For this interview, Laxer showed up in a “do-rap,” the stretchy kerchief worn under a helmet, blue jeans and a black KDB T-shirt. Some may be familiar with his former persona: president of the Association for the Welfare of Soldiers in Israel.

He, along with Greenberg and the third chapter co-founder, Jeff Weinstein, are all Shriners, and Laxer, as “Marko,” is president of its clown unit, which entertains hospitalized children.

Greenberg, 49, who looks more conventional, heads his own telecommunications company. He owns two Harleys and a BMW.

His first motorized bike was a Honda 50 Mini-Trail that he bought with his bar mitzvah money and drove in the Laurentians, where his grandparents owned Rabiner’s Hotel. After giving up biking for a long time, he got back into it about 15 years ago. His longest ride was down to Kentucky, Tennessee and North Carolina. His two teenage sons are avid dirt-bikers.

“Freedom” and “escape” are words Laxer and Greenberg use to describe the allure of biking.
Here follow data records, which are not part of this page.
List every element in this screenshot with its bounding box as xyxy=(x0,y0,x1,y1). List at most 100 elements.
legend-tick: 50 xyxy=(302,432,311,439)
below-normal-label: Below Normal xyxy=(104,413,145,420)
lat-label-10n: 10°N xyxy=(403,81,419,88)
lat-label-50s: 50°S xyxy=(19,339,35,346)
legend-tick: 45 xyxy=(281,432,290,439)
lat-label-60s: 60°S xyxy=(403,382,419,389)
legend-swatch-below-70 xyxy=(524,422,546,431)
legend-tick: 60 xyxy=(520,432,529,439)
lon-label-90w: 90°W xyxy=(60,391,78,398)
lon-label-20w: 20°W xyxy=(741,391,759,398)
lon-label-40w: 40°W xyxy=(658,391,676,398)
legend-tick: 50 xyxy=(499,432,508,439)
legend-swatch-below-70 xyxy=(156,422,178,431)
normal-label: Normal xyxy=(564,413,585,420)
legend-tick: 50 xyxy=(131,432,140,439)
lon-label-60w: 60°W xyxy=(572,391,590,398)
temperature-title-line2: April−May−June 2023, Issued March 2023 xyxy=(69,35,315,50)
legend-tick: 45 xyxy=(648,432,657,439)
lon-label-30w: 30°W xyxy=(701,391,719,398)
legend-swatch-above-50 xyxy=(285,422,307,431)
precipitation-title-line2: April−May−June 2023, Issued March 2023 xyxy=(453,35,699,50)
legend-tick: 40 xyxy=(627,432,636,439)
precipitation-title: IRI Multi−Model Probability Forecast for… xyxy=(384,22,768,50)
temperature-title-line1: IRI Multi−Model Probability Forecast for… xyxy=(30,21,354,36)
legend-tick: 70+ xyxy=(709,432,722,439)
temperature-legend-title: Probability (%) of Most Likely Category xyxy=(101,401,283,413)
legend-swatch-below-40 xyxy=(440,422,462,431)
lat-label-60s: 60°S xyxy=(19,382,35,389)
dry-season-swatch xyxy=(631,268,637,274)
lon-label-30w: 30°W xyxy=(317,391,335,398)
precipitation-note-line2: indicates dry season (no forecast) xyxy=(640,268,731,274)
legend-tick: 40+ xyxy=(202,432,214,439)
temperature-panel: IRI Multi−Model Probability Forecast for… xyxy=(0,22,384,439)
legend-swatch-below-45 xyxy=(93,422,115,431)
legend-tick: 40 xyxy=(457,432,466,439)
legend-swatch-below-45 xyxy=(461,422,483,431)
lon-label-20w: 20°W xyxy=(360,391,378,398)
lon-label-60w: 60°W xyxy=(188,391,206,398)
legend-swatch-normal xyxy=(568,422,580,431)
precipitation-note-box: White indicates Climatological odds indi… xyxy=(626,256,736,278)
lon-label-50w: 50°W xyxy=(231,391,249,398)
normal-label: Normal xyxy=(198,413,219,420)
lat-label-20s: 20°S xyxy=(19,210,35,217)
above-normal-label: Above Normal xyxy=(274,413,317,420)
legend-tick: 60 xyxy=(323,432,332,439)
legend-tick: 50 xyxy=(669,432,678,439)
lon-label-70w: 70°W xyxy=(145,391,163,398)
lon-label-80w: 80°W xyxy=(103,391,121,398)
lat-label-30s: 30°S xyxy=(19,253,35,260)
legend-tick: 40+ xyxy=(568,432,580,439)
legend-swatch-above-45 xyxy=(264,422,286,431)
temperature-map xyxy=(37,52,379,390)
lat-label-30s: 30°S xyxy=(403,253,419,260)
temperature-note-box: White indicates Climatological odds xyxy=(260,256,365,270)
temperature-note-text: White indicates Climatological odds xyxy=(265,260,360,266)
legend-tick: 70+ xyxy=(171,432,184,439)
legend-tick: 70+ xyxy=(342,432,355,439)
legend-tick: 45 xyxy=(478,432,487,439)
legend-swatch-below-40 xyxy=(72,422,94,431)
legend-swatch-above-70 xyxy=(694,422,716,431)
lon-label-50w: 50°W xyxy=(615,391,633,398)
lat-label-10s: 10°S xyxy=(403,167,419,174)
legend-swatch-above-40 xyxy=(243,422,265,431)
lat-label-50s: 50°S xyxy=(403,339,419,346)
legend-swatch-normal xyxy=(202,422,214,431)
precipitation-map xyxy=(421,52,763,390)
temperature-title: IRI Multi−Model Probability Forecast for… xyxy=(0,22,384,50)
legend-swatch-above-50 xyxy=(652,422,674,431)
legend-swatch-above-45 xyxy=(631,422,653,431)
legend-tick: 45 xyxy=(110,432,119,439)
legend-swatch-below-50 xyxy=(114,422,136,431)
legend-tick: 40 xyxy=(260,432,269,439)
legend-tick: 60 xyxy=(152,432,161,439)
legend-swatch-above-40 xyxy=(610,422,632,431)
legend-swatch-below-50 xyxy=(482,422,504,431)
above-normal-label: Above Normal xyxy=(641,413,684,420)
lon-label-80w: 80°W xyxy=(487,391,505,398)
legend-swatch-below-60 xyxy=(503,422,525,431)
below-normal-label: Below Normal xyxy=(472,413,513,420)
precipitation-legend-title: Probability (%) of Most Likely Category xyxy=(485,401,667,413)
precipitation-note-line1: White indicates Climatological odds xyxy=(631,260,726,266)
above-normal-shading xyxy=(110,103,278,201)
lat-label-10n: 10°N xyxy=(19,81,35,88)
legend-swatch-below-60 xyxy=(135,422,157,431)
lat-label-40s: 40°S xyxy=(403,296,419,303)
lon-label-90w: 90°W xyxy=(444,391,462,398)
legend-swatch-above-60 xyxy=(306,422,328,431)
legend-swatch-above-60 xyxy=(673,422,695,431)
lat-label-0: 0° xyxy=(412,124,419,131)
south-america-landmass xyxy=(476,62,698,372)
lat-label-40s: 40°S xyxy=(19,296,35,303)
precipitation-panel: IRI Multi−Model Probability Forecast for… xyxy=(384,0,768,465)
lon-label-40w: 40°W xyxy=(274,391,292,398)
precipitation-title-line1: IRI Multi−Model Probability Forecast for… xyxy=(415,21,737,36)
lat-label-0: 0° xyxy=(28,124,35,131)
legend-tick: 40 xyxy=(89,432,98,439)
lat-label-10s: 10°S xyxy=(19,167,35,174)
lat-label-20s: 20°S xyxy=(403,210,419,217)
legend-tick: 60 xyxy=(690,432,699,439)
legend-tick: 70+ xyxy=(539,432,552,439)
It’s travelling without being cooped up in a car and the challenge of controlling their machine under varying conditions that keep them enthralled.

“It’s not the speed, it’s not the rebel image; we do this for the love of the ride,” said Laxer.

They downplay the danger. “I read somewhere that more accidents occur with a bar of soap than a motorcycle,” Greenberg said.

The club plans to take part in Israel Day and the March to Jerusalem next year.

KDB will meet its friendly rival YOWs for the first time Aug. 13 in the Thousand Islands, joined by some of their Philadelphia brothers. A few of the Montrealers will ride back to Toronto with the Yids for a fundraising event the next day on behalf of the Simon Wiesenthal Center.